How Distant Your Heart

tdsgk2007-06-13


私の周囲には音楽好きの友達が大変に多いので、そういった友達が新しく紹介してくれるお友達も音楽好きなことが多い。で、「tdさんはどんなのが好きなのですか?」と聞かれることが多いが、とてもそれは難しい質問なのである。

基本的にはロックンロール、と答えることにしているのだがどうも定義が難しい。私はロックンロールしか聴いていない、と公言して憚らないのだが、どうもその言葉はある種のステレオタイプを一般的には指しているようであって、実に難しい。

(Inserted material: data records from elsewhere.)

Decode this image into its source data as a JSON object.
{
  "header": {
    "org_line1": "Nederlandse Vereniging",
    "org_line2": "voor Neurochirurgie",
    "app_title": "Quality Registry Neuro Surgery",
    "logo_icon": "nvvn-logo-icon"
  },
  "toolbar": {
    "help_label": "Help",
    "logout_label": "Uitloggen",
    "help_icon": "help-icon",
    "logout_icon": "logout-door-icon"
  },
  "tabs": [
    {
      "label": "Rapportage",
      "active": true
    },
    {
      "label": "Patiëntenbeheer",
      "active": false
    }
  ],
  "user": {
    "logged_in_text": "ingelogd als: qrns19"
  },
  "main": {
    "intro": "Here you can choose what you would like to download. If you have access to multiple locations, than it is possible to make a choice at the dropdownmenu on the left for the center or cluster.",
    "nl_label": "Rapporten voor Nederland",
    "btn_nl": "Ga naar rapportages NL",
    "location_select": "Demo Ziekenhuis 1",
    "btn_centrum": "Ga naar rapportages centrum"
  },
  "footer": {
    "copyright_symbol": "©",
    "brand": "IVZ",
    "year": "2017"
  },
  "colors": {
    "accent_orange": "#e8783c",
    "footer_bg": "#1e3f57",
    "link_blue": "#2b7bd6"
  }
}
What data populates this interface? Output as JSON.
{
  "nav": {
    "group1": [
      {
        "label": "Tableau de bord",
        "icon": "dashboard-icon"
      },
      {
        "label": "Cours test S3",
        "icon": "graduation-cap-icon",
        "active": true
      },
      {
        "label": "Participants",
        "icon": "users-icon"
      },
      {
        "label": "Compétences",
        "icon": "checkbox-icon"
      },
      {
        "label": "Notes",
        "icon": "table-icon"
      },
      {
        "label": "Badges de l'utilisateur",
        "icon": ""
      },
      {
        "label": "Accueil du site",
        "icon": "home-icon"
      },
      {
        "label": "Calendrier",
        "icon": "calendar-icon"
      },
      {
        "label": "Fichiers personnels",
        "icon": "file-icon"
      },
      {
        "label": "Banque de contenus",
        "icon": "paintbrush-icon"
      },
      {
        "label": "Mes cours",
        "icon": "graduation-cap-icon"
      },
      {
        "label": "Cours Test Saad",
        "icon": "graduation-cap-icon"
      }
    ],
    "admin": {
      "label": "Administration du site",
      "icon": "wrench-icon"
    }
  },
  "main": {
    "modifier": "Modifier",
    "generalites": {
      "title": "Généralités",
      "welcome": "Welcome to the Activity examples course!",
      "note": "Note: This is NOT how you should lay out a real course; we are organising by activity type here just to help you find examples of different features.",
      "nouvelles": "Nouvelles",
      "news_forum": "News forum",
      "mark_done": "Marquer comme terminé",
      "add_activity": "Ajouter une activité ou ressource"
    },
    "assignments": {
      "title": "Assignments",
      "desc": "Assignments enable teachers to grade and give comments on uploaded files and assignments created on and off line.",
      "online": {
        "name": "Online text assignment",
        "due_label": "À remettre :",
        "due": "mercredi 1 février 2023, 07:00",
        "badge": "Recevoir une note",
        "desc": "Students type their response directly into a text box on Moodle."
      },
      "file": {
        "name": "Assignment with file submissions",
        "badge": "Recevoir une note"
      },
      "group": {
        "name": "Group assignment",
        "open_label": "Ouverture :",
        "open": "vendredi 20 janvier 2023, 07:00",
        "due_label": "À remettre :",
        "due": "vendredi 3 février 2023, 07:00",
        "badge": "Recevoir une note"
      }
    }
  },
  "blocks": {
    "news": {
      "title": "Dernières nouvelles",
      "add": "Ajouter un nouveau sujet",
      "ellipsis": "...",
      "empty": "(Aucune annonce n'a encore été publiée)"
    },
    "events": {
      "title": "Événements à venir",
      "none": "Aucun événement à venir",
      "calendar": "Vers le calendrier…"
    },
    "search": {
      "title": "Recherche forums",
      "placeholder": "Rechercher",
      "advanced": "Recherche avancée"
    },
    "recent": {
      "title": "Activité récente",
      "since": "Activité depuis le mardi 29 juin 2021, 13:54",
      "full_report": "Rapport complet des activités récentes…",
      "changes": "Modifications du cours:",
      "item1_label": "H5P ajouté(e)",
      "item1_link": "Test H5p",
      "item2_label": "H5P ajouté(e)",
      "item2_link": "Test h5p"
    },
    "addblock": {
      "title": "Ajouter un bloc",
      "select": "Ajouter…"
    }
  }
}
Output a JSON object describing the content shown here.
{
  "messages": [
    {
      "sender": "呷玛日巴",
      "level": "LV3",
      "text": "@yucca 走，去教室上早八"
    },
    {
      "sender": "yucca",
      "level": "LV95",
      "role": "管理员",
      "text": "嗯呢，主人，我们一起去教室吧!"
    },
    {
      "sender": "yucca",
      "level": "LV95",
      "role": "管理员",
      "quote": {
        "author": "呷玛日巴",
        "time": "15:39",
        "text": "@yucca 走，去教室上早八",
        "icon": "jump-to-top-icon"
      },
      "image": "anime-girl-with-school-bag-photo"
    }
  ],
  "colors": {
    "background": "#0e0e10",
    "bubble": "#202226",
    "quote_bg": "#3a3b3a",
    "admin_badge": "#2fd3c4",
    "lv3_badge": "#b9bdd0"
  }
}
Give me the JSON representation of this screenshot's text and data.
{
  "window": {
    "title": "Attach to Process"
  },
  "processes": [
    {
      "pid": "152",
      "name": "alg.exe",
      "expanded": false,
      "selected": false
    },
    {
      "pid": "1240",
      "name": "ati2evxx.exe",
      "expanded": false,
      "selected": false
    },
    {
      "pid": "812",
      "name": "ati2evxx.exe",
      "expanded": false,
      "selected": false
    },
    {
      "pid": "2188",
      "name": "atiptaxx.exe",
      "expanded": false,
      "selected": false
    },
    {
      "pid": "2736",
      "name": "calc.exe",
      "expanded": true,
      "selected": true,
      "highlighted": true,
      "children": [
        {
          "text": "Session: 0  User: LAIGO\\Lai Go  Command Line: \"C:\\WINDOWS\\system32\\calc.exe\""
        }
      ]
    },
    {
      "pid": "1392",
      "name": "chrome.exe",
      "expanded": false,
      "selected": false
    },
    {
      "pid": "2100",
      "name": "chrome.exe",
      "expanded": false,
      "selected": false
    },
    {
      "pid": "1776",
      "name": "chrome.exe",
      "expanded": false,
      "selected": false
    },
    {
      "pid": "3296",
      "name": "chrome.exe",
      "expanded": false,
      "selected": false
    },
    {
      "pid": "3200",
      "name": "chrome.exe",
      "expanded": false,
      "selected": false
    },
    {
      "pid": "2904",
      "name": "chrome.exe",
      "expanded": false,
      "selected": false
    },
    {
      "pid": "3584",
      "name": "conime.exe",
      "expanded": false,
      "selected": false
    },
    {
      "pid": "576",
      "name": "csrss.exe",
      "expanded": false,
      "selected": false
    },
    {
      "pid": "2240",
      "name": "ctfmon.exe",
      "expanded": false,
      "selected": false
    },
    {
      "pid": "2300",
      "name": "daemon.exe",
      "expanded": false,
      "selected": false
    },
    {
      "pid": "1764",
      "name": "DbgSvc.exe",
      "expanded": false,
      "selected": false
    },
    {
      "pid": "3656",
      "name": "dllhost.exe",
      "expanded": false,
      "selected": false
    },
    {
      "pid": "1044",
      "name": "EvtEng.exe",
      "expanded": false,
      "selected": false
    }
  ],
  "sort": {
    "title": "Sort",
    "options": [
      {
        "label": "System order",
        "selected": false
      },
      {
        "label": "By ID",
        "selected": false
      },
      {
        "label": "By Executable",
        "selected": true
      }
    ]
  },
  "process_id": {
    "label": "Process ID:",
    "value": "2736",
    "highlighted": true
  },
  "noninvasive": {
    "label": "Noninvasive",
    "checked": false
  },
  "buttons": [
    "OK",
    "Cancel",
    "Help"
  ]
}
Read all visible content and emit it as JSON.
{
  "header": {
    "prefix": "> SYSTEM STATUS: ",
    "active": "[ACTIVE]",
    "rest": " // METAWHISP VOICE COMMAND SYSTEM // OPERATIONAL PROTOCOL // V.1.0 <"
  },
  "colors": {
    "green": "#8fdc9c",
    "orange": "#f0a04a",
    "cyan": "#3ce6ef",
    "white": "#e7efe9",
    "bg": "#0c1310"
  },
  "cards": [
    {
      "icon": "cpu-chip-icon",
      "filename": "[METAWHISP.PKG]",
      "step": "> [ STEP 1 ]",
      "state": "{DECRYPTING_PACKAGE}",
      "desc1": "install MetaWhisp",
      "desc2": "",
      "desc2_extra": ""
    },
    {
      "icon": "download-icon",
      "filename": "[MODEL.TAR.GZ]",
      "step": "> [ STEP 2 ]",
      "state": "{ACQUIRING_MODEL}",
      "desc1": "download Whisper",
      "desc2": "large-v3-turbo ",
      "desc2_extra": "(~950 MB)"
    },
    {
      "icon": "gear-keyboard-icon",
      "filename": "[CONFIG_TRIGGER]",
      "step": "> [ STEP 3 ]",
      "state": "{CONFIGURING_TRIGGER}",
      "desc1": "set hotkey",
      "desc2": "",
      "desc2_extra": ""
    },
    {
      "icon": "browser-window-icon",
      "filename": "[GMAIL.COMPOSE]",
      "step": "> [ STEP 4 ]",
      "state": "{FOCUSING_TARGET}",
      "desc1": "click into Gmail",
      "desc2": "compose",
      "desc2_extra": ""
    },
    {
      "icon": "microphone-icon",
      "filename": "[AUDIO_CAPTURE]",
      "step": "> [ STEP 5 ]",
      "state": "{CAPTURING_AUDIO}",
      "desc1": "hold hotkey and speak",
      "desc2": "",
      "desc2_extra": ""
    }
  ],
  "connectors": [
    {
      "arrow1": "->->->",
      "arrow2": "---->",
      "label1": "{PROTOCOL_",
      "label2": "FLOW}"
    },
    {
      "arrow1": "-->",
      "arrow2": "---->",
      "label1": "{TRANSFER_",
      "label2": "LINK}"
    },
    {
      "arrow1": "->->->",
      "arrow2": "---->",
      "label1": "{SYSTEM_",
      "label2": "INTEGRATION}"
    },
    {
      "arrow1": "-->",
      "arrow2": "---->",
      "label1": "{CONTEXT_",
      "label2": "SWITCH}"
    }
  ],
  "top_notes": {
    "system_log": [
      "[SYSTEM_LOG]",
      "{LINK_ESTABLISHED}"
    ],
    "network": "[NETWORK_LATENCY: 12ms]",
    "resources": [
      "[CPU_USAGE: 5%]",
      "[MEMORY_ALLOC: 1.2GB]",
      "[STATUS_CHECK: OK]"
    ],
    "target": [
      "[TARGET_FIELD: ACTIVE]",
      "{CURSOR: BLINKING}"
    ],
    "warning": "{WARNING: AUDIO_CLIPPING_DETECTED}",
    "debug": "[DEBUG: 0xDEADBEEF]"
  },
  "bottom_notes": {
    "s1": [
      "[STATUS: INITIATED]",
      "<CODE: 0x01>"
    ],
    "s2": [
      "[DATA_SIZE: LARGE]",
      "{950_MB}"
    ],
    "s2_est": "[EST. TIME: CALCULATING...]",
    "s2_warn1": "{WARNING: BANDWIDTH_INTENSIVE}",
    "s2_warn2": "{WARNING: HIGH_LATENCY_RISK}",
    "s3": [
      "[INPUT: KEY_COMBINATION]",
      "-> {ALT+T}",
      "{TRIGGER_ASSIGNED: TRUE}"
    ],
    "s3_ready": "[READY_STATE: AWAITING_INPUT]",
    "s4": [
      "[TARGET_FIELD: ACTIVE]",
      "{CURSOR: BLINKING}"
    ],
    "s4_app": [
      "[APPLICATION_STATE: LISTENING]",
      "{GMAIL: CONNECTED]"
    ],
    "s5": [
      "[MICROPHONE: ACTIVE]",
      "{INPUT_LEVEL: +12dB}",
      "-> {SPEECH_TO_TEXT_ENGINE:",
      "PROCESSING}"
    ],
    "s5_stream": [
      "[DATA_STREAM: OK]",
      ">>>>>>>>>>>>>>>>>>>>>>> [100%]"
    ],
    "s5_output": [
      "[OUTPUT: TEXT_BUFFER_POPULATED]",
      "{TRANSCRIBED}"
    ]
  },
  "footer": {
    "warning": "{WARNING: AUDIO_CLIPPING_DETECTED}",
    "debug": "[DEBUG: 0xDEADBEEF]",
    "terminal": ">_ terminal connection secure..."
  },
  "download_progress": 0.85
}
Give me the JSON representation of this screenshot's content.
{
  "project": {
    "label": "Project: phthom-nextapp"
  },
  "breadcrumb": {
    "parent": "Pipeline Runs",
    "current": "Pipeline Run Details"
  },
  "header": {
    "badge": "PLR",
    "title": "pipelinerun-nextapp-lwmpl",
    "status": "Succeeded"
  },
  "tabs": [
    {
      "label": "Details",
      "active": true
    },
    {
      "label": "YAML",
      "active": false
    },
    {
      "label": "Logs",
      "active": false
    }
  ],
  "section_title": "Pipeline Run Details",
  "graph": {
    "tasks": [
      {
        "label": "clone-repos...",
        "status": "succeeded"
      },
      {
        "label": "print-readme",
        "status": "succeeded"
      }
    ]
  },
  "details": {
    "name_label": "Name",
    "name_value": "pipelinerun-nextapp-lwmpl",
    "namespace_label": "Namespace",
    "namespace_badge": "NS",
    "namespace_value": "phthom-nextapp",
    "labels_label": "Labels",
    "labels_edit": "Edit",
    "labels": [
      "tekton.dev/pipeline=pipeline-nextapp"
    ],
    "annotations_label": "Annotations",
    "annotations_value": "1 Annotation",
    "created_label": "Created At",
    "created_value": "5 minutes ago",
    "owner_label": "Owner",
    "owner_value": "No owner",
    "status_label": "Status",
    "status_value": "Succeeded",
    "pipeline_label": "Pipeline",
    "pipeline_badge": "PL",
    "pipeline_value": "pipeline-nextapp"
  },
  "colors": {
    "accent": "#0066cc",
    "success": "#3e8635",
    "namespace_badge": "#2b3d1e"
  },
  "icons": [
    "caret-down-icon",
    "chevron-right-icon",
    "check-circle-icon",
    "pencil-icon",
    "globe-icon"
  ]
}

自分の好きな音楽を答えられるのは素晴らしい、と確か昔瀧見憲司氏がMisty Oldlandのインタヴューかなんかで言っていたように思うが、その観点から行くと私は全くもってダメである。今も某中古CD屋にある取り置きはLuc FerrariとSheena And The Rocketsベスト、とかいう組み合わせだったりする。最近家で聴いているのはCorruptedとVon SudenfedとGodfathersとX-Legged Sallyと黒色エレジーだったりする。車で聴いているのはYUIのマキシとBruce SpringsteenのライヴとDes'reeとThe Damnedだったりする。これはロックンロール以外の何物でもないと思う。だから好きなのはロックンロール、と答えるようにしているのだ。正しい。正しい、と思うのだが・・・。

そんな私もこの最近のとっ散らかりぶりはマズイかも、とたまに客観的に思ったりする。皆が皆、スクーターズとMartha And The BanderasとWhitehouseとPaul HaigとFingers Inc.を同列で語れるような、そんな名古屋出身の友人のような人ばかりとは限らないのだ。ということで自分の音楽的なルーツは何か、とちょっと考えてみたりした。ラジオのエアチェッカーだった小学生時代、最初に買ったミュージックテープはCulture Clubの「Waking Up With The House On Fire」、次がDead Or Aliveの「"Youthquake"」、次はBruce Springsteenの「Born In The U.S.A.」・・・。最初の7インチはPropagandaの「Dr. Mabuse」・・・。LPはThe Style Councilの「Our Favourite Shop」、次はKingの「Bitter Sweet」・・・。そうか、最初っからある程度のとっ散らかりぶりは見受けられるので、そのままスクスクと進んできた、ということなのであろう。まあ、上に挙げた作品群から考えられる言葉と言えば「ゲイ、エレポップ、アメリカンロック、UKロック、ブルーアイドソウル」とかいうものであろうか。不気味なまでに今の今まで変わっていない傾向だ・・・。その傾向に色々付け加わって今の私の嗜好があるのか、と思うと何となく深い靄は晴れたように思えるが、やはり好きな音楽を答える際には「ロックンロールです」としか言えない、そういう運命にあることも同時に気づかされたのであった。

ということで今はRobin Guthrie, Harold Buddの「After The Night Falls」を聴いている。もう1枚「Before The Day Breaks」Before the Day Breaksという作品と対になっているアルバムである。このお二方の共演、と言えば86年の「The Moon And The Melodies」The Moon and the Melodiesがあるわけだが、今回はCocteau Twinsの他のメンバーはおらず、その分純度の高いコラボレーションがなされているように思える。非常に面白いのがどちらもそれぞれの作品では叙情的なフレーズが持ち味のような、そういう方々なのに、このコラボレーション作に於いては非常に抽象的な音作りになっているのだ。Robinのギターもあくまで効果音のようにところどころに置かれているような感じであるし、全体を覆う何層も何層もヴェールがかかっているような、そういう「重くないドローン」的世界もかなり新鮮である。時折ハッとさせられるような鍵盤やギターのフレーズやらはあるのだが、結局は全てその厚い層の中に溶け込んで消えていくような、中心があるのかないのか、はたまた重心があるのかないのか、判然としないたゆたう音楽である。でもそのスケールの大きさ、突然ビートが刻まれた時のようなカタルシス、と言ったらここ最近なかった類のものなのでついつい何度もリピートしてしまうのであった。